Hi Ya’ll, we’re an ISP and we provide our customers with our own email dns addresses. We block port 25 for obvious reasons, but my problem is that a customer cannot use any other DNS email because of the port 25 blocking. I’ve tried making an accept rule in ip-firewall-filter rules that allows port 25 traffic to a specific smtp ip address to go through, but it isn’t working. Any tips?
Mac
I use a simple rule, in this example my main (ISP) Mail server is 1.1.1.1 and a customer has a mail server someone else hosts at 2.2.2.2/32 and another customer at 3.3.3.3/32.
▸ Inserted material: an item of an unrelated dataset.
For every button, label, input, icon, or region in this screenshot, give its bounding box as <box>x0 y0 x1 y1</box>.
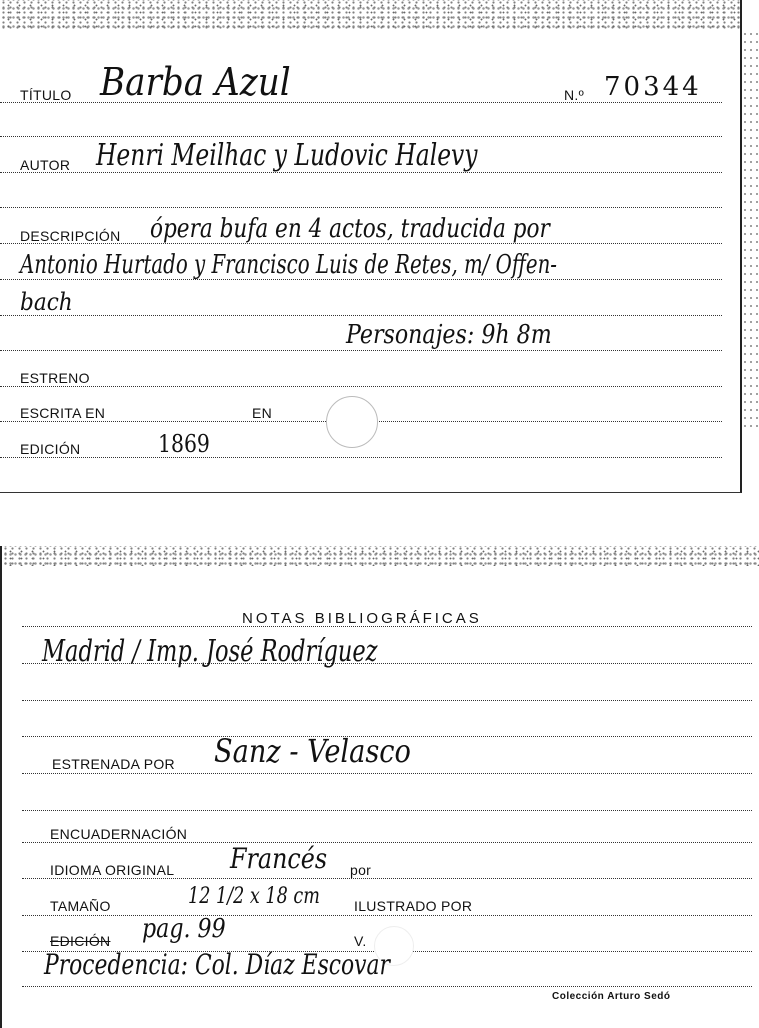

This rule blocks an destination TCP port 25 that is not destined for the IP addresses listed in the address List SMTP-addr.
/ ip firewall filter
add chain=forward protocol=tcp dst-port=25 dst-address-list=!SMTP-addr action=drop comment=“” disabled=no
/ ip firewall address-list
add list=SMTP-addr address=1.1.1.1/32 comment=“ISP SMTP” disabled=no
add list=SMTP-addr address=2.2.2.2/32 comment=“Cust1 SMTP” disabled=no
add list=SMTP-addr address=3.3.3.3/32 comment=“Cust2 SMTP” disabled=no
I hope this helps.
Done, but it doesnt show any packets.